Since it can be limited to 27 lines, it is not necessary to modify all the data, and only two lines are needed.
If the line is not written at all, but the line is not written by mistake, the error line is only the line of Parity 27, so the error can be identified and all can be corrected.

In the above description, an error detection code is used for each row of the data block matrix, and an error correction code is used for each column. However, both may be error correction codes or both may be error detection codes. Alternatively, the same idea can be applied to a chain structure in which the matrix is further n-fold.

The same applies when correction using a combination of a correction code and a pointer is used. Furthermore, plural types of random data for scrambling processing may be prepared and switched as a polarity inversion pattern. Alternatively, only the start timing of scrambled data may be changed between rows.

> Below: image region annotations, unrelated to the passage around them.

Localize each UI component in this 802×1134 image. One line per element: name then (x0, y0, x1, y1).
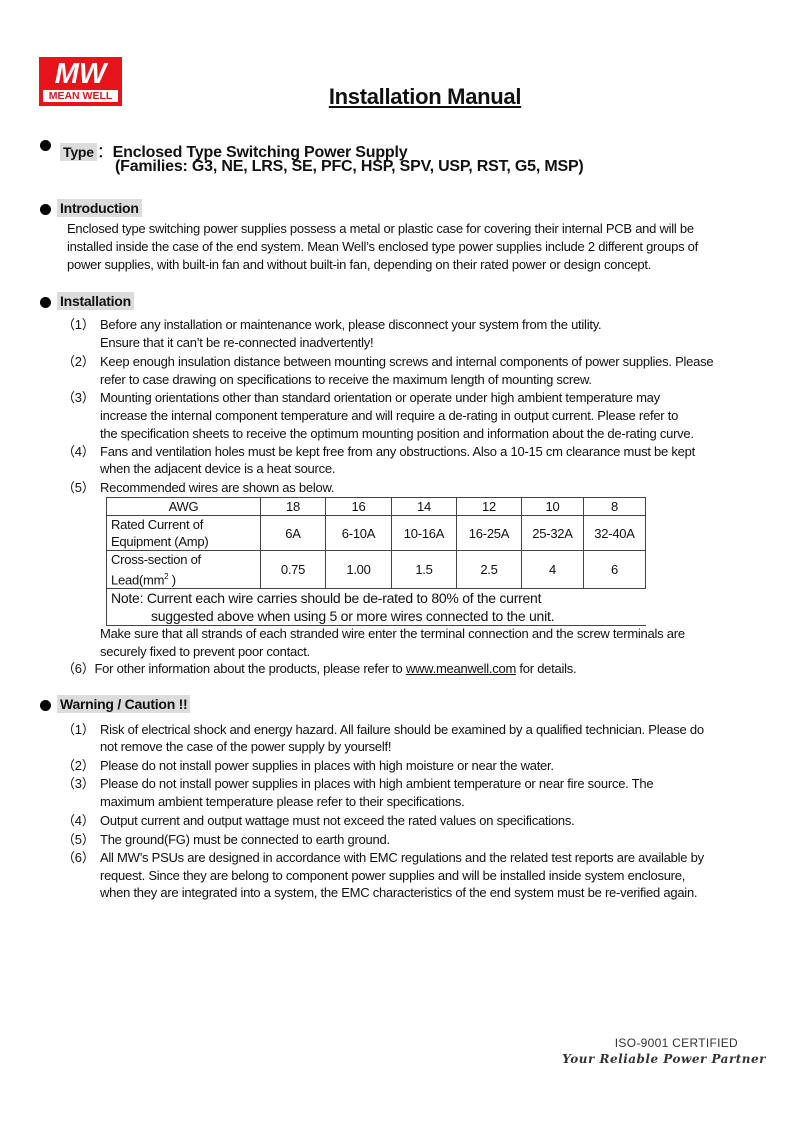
table-row-current: Rated Current of Equipment (Amp) 6A 6-10A… (106, 515, 646, 551)
meanwell-link[interactable]: www.meanwell.com (405, 661, 517, 676)
iso-certified: ISO-9001 CERTIFIED (614, 1036, 738, 1050)
table-cell: 2.5 (456, 549, 522, 590)
table-cell: 4 (521, 549, 584, 590)
logo-mark: MW (54, 58, 107, 90)
table-row-awg: AWG 18 16 14 12 10 8 (106, 497, 646, 516)
item-number: （4） (62, 444, 95, 459)
table-cell: 32-40A (583, 515, 646, 551)
introduction-line: power supplies, with built-in fan and wi… (67, 257, 652, 272)
table-cell: 6 (583, 549, 646, 590)
item-line: when they are integrated into a system, … (100, 885, 698, 900)
table-cell: 6A (260, 515, 326, 551)
table-cell: 1.00 (325, 549, 392, 590)
page-title: Installation Manual (328, 84, 522, 109)
item-number: （2） (62, 758, 95, 773)
table-cell: 10-16A (391, 515, 457, 551)
table-cell: 14 (391, 497, 457, 516)
item-line: The ground(FG) must be connected to eart… (100, 832, 390, 847)
table-row-note: Note: Current each wire carries should b… (106, 588, 646, 627)
table-header: AWG (106, 497, 261, 516)
item-line: when the adjacent device is a heat sourc… (100, 461, 336, 476)
bullet-icon (40, 204, 51, 215)
item-line: Output current and output wattage must n… (100, 813, 575, 828)
item-number: （3） (62, 390, 95, 405)
logo-text: MEAN WELL (43, 90, 118, 102)
bullet-icon (40, 700, 51, 711)
item-line: maximum ambient temperature please refer… (100, 794, 465, 809)
item-line: All MW’s PSUs are designed in accordance… (100, 850, 704, 865)
table-cell: 0.75 (260, 549, 326, 590)
item-line: Mounting orientations other than standar… (100, 390, 660, 405)
bullet-icon (40, 140, 51, 151)
type-label: Type (60, 143, 97, 161)
wire-table: AWG 18 16 14 12 10 8 Rated Current of Equ… (106, 497, 646, 627)
table-cell: 8 (583, 497, 646, 516)
item-number: （4） (62, 813, 95, 828)
type-families: (Families: G3, NE, LRS, SE, PFC, HSP, SP… (115, 158, 584, 175)
mean-well-logo: MW MEAN WELL (39, 57, 122, 106)
item-line: the specification sheets to receive the … (100, 426, 694, 441)
item-line: Fans and ventilation holes must be kept … (100, 444, 695, 459)
table-cell: 25-32A (521, 515, 584, 551)
introduction-heading: Introduction (57, 199, 142, 217)
item-line: not remove the case of the power supply … (100, 739, 392, 754)
table-cell: 16-25A (456, 515, 522, 551)
table-row-cross-section: Cross-section of Lead(mm2 ) 0.75 1.00 1.5… (106, 549, 646, 590)
item-line: Risk of electrical shock and energy haza… (100, 722, 704, 737)
bullet-icon (40, 297, 51, 308)
item-number: （2） (62, 354, 95, 369)
type-line1: Enclosed Type Switching Power Supply (112, 144, 408, 161)
item-line: Please do not install power supplies in … (100, 758, 554, 773)
introduction-line: Enclosed type switching power supplies p… (67, 221, 694, 236)
table-row-label: Rated Current of Equipment (Amp) (106, 515, 261, 551)
type-section: Type ：Enclosed Type Switching Power Suppl… (60, 138, 408, 162)
item-number: （1） (62, 722, 95, 737)
item-line: increase the internal component temperat… (100, 408, 679, 423)
item-line: Please do not install power supplies in … (100, 776, 654, 791)
item-number: （6） (62, 850, 95, 865)
item-line: Before any installation or maintenance w… (100, 317, 602, 332)
item-line: Recommended wires are shown as below. (100, 480, 335, 495)
after-table-line: Make sure that all strands of each stran… (100, 626, 685, 641)
item-line: Keep enough insulation distance between … (100, 354, 714, 369)
table-row-label: Cross-section of Lead(mm2 ) (106, 549, 261, 590)
item-number: （3） (62, 776, 95, 791)
installation-heading: Installation (57, 292, 134, 310)
item-number: （1） (62, 317, 95, 332)
item-number: （5） (62, 480, 95, 495)
item-line: Ensure that it can’t be re-connected ina… (100, 335, 374, 350)
table-cell: 10 (521, 497, 584, 516)
table-cell: 6-10A (325, 515, 392, 551)
slogan: Your Reliable Power Partner (562, 1052, 766, 1066)
item-line: request. Since they are belong to compon… (100, 868, 686, 883)
warning-heading: Warning / Caution !! (57, 695, 191, 713)
item-line: refer to case drawing on specifications … (100, 372, 592, 387)
table-note: Note: Current each wire carries should b… (106, 588, 646, 627)
table-cell: 18 (260, 497, 326, 516)
item-number: （5） (62, 832, 95, 847)
table-cell: 12 (456, 497, 522, 516)
type-separator: ： (96, 144, 113, 161)
introduction-line: installed inside the case of the end sys… (67, 239, 699, 254)
installation-item-6: （6）For other information about the produ… (62, 661, 577, 676)
table-cell: 1.5 (391, 549, 457, 590)
after-table-line: securely fixed to prevent poor contact. (100, 644, 310, 659)
table-cell: 16 (325, 497, 392, 516)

Further, it goes without saying that it is also possible to perform the parity calculation with the input data as it is, and to invert the polarity for each row only for the parity portion. In addition, it is not always necessary to perform the first code polarity reversal process with a different pattern for each row on the encoder that generates the code word string to be recorded on the magnetic recording medium, that is, at the time of reproduction. It is sufficient to perform the processing at least before the time axis corrector and detect the error by the same method after the time axis correction. That is, in the illustrated embodiment, the first calculator 65-1 provided in the encoder shown in FIG. 2 may be provided immediately before the time axis corrector 84 shown in FIG. However, there is a risk that this process may be mistakenly performed. Also, ROM for parity calculation
In the case of performing the above, etc., it can be realized by preparing a plurality of types of tables corresponding to the polynomials of the parity calculation and similarly switching the addresses and the like.

〔The invention's effect〕

As described above, according to the present invention, even if an error in time axis correction occurs during reproduction, the error portion cannot be detected without fail and the addition of hardware required for that is very small (control P
There are 1 to 2 ROMs and 2 to 4 EXCL USIVE OR gates. ).

[Brief description of drawings]

FIG. 1 is a diagram for explaining an erasure correction method, and FIGS. 2 and 3 are configuration diagrams of an embodiment of an encoder and a signal device of a code processing circuit according to the present invention, respectively. 65, 66, 69 ... Arithmetic unit, 71 ... Address counter, 74 ... ROM, 77, 89 ... Buffer memory.

Claims (1)

[Claims] 1. A recording system is provided with means for generating a parity of an error detection code or an error correction code for each row and each column of a data block matrix and adding the parity to a code word sequence to be recorded, and the reproducing system is A time axis corrector for temporarily storing the read code word string in the storage means and then reading the read code word string in order to correct the time axis fluctuation of the recording / playback, and determining the error position from the data and the parity of the read code word string subjected to the time axis correction. In the digital recording / reproducing apparatus including the parity checker, the means for sequentially generating a plurality of types of code patterns with a repetition period longer than the processing unit of the time axis corrector, and at least before the time axis corrector are provided. , A first arithmetic unit for adding the code pattern to a code word sequence to be recorded or reproduced, and the code pattern to the code word sequence output from the time base corrector. And a second operator to restore the code string before the addition by adding the down again, the second
A code processing circuit characterized by determining an error position from the data and the parity of the output of the arithmetic unit.